Background: Mitochondrial DNA (mtDNA) variation is commonly analyzed in a wide range of different biomedical applications. Cases where more than one individual contribute to a stain genotyped from some biological material give rise to a mixture. Most forensic mixture cases are analyzed using autosomal markers. In rape cases, Y-chromosome markers typically add useful information. However, there are important cases where autosomal and Y-chromosome markers fail to provide useful profiles. In some instances, usually involving small amounts or degraded DNA, mtDNA may be the only useful genetic evidence available. Mitochondrial DNA mixtures also arise in studies dealing with the role of mtDNA variation in tumorigenesis. Such mixtures may be generated by the tumor, but they could also originate in vitro due to inadvertent contamination or a sample mix-up.

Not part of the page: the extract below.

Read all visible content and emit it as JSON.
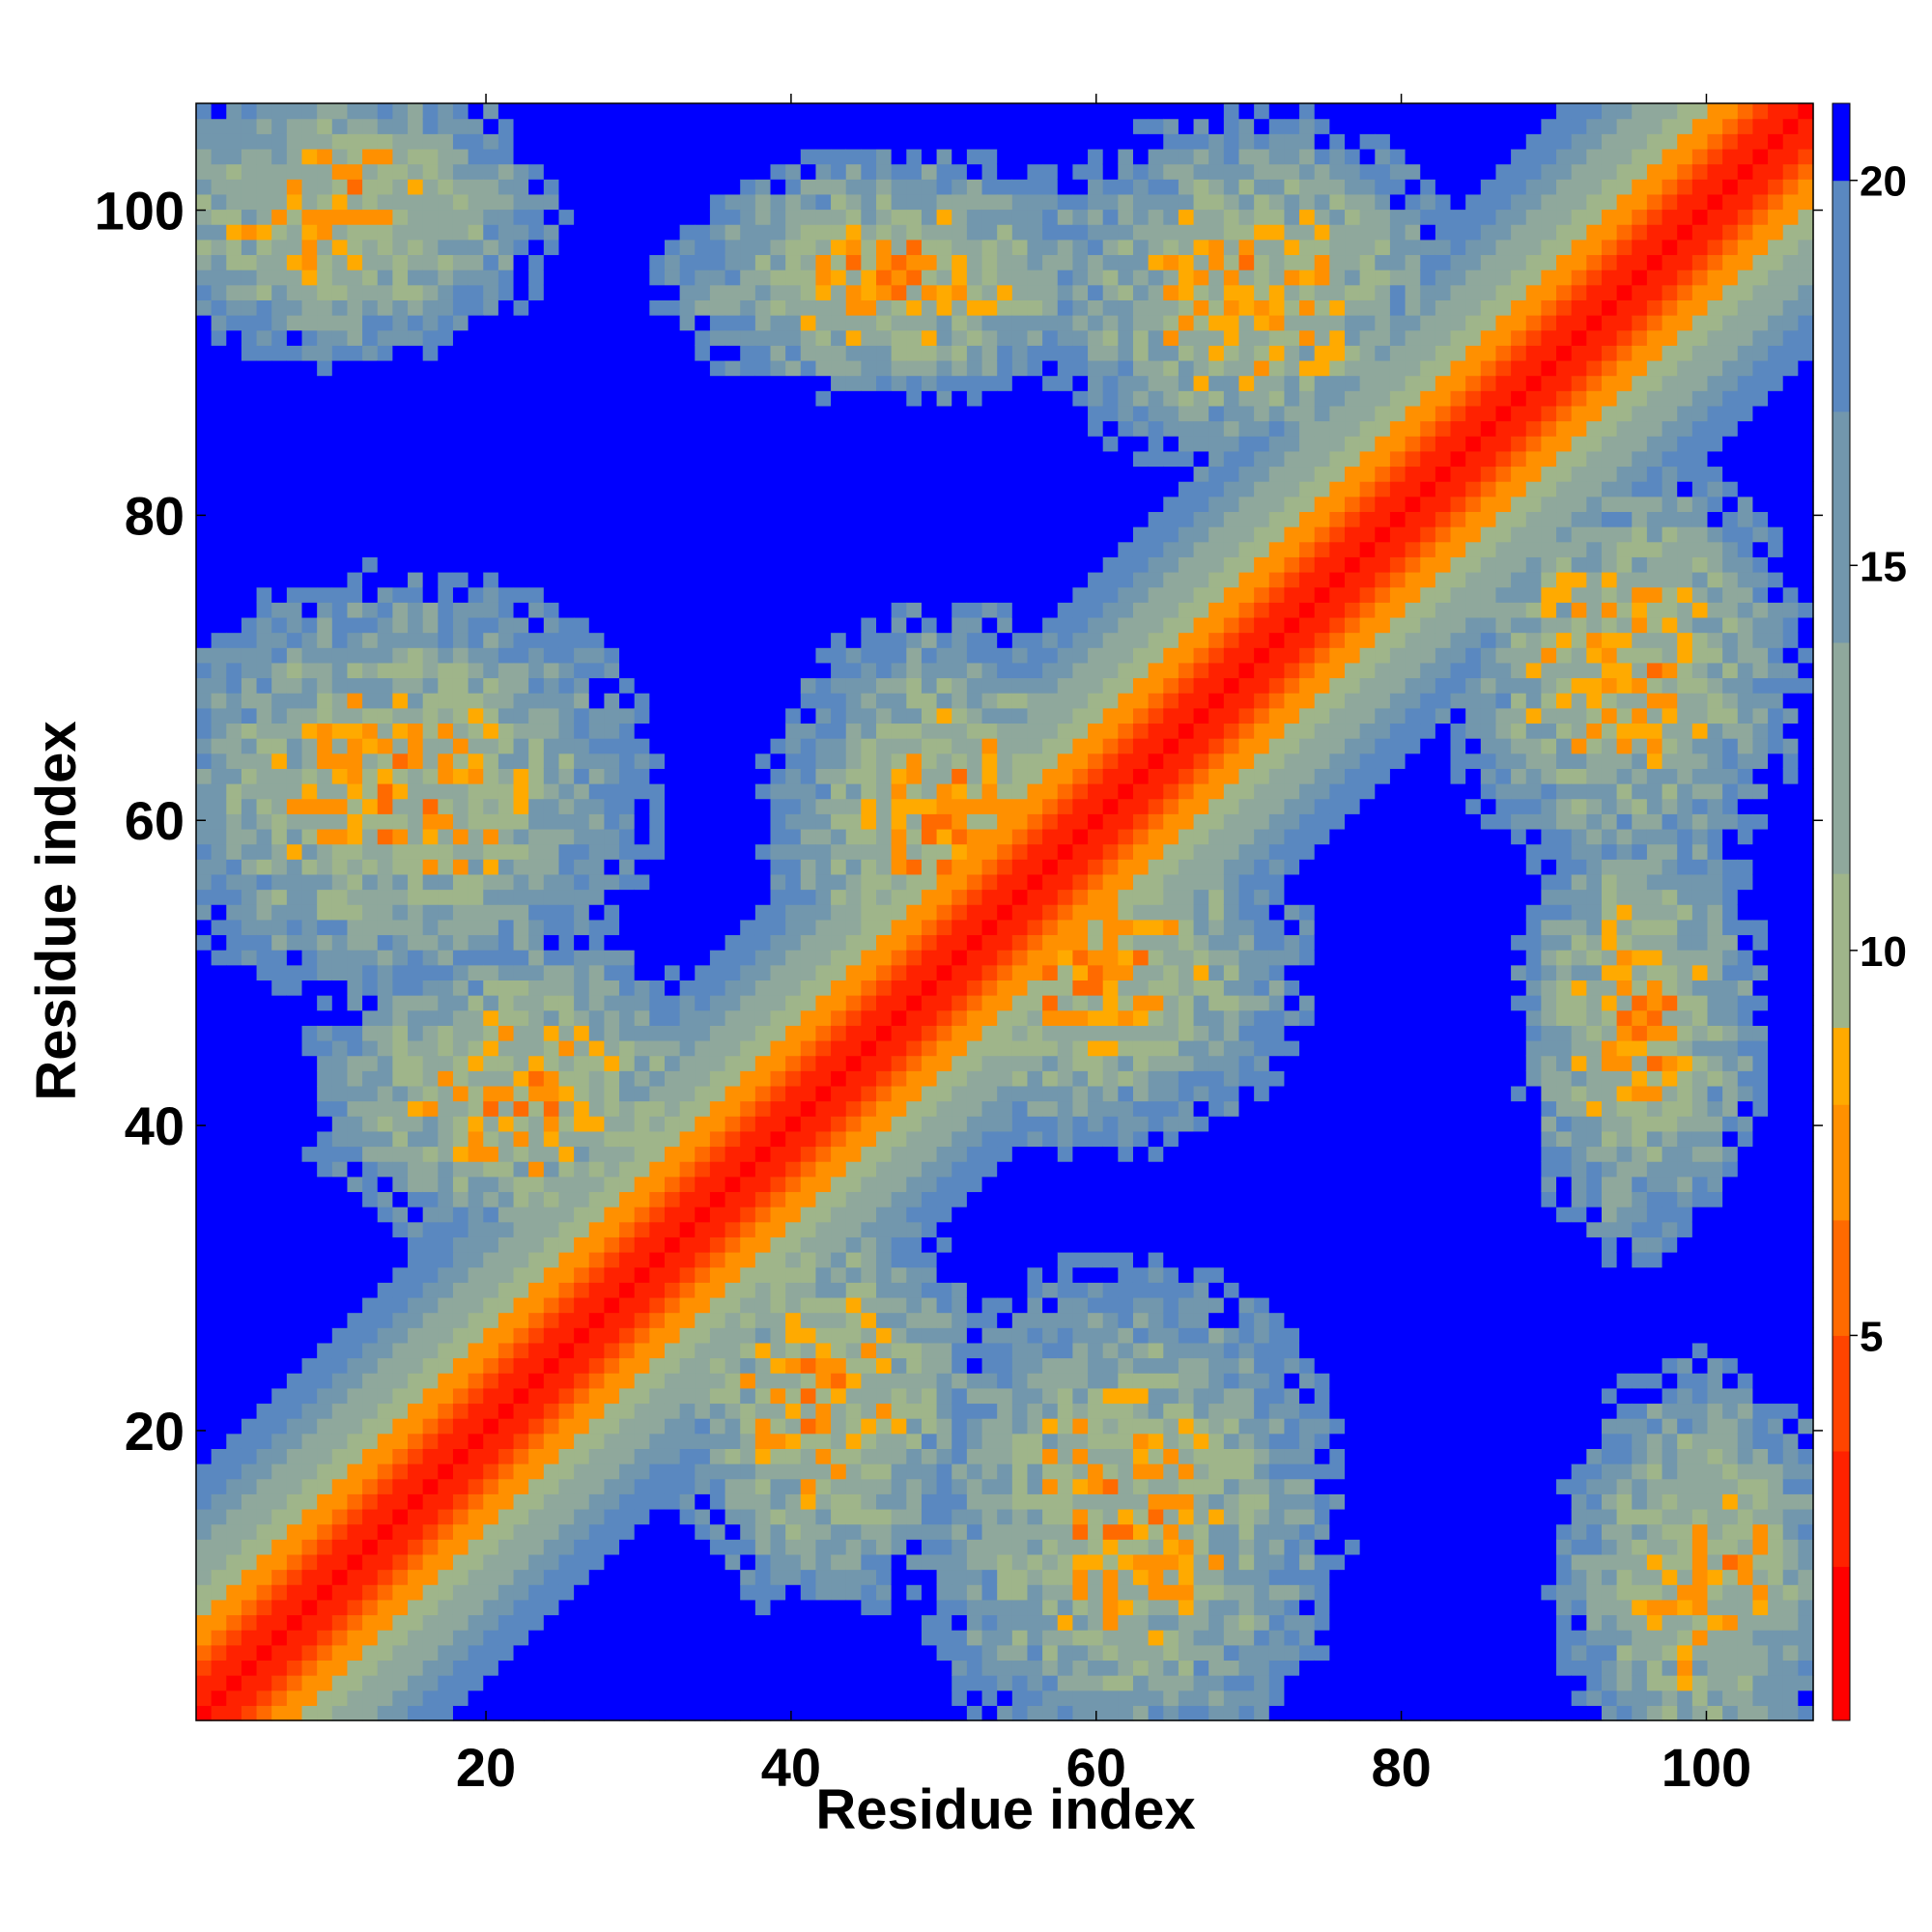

Methods/principal findings: We present the statistical methods needed for mixture interpretation and emphasize the modifications required for the more well-known methods based on conventional markers to generalize to mtDNA mixtures. Two scenarios are considered. Firstly, only categorical mtDNA data is assumed available, that is, the variants contributing to the mixture. Secondly, quantitative data (peak heights or areas) on the allelic variants are also accessible. In cases where quantitative information is available in addition to allele designation, it is possible to extract more precise information by using regression models. More precisely, using quantitative information may lead to a unique solution in cases where the qualitative approach points to several possibilities. Importantly, these methods also apply to clinical cases where contamination is a potential alternative explanation for the data.
Conclusions/significance: We argue that clinical and forensic scientists should give greater consideration to mtDNA for mixture interpretation. The results and examples show that the analysis of mtDNA mixtures contributes substantially to forensic casework and may also clarify erroneous claims made in clinical genetics regarding tumorigenesis.